As seen from the two scenarios, average time with prefix caching enabled is lesser than the time it takes to serve the same requests with prefix caching disabled. This is attributed to the lesser time to compute the first token by reusing the common prefix across all the prompts.

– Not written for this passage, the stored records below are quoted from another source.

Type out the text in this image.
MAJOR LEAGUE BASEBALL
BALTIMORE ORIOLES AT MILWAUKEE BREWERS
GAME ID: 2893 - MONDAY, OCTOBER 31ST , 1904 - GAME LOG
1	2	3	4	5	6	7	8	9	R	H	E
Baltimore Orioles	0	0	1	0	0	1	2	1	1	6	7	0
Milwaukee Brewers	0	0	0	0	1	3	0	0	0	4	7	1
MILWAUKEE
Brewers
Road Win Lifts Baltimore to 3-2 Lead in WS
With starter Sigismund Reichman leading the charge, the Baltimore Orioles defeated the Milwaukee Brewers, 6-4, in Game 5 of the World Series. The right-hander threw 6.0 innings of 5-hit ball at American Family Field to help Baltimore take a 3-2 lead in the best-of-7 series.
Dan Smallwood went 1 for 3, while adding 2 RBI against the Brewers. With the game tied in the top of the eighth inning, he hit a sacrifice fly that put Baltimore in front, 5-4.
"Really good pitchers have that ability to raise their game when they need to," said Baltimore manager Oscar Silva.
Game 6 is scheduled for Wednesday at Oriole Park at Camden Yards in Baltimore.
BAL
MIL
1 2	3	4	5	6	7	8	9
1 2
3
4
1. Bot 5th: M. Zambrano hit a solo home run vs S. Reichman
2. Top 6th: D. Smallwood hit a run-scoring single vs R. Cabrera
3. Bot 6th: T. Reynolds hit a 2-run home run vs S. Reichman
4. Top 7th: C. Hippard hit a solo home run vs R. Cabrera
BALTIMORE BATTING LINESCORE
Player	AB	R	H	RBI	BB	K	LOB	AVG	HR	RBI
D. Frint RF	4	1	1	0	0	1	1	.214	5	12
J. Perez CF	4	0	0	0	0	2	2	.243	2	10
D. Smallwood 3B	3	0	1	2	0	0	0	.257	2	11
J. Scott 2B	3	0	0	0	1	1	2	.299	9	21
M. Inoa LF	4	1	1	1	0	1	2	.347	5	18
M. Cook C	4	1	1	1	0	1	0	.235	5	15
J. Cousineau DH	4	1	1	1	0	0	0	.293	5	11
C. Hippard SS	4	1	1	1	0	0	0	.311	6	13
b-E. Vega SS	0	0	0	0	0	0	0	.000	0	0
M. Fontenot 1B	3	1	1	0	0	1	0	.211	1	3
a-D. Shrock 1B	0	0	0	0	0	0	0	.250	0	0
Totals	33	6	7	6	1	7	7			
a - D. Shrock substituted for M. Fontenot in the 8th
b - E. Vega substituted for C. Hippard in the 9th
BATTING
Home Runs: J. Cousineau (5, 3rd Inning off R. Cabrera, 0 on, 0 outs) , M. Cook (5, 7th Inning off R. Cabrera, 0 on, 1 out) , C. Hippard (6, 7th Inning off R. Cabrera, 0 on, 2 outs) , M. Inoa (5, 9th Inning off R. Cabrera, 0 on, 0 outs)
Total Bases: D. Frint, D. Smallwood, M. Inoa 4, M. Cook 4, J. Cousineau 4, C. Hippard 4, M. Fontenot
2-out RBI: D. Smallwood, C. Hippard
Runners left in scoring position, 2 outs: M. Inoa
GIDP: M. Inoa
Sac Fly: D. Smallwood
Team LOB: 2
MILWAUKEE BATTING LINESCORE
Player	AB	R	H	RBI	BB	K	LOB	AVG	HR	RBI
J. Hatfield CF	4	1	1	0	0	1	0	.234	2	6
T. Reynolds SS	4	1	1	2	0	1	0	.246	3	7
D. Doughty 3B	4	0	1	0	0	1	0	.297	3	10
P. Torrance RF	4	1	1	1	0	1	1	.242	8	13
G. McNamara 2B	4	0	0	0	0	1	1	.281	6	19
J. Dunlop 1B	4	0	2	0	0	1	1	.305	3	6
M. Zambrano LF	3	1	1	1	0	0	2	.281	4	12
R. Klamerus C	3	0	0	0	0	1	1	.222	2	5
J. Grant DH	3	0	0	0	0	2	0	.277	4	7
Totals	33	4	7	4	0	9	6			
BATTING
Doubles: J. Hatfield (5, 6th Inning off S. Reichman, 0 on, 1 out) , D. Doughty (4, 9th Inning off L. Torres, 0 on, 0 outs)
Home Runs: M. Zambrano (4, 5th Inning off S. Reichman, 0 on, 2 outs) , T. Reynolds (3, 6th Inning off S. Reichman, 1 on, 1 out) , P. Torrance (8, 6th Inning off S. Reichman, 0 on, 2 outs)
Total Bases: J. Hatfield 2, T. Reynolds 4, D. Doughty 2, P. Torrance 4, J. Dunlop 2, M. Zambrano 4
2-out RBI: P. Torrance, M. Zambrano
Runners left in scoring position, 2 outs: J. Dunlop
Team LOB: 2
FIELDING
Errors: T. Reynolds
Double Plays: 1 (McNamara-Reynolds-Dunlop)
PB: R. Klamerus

We also ran the same model configurations with public datasets with varying cache hit rates for benchmarking prefix caching on neuron and here are the results that we achieved

Dataset

TTFT (P50 in ms) without prefix caching

TTFT (P50 in ms) with prefix caching

Improvement

math.math (>90% cache hit)

342.81

107.8

3.18x

dynamic sonnet 1k (~25% cache hit)

123.08

102.15

1.2x

dynamic sonnet 2k (~25% cache hit)

592.8

377.2

1.57x

HumanEval (No cache hit)

89.7

91.8

0.98x

Conclusion#

In general, with a higher ratio of prefix(shared prompt) to prefill tokens that results in higher cache-hit rate, prefix caching achieves a TTFT speedup of up to 3x compared to when prefix caching is disabled. When the dataset has low prefix cache hit rate, prefix caching TTFT performance can degrade slightly due to the overhead of supporting block KV cache layout, as seen in the HumanEval dataset.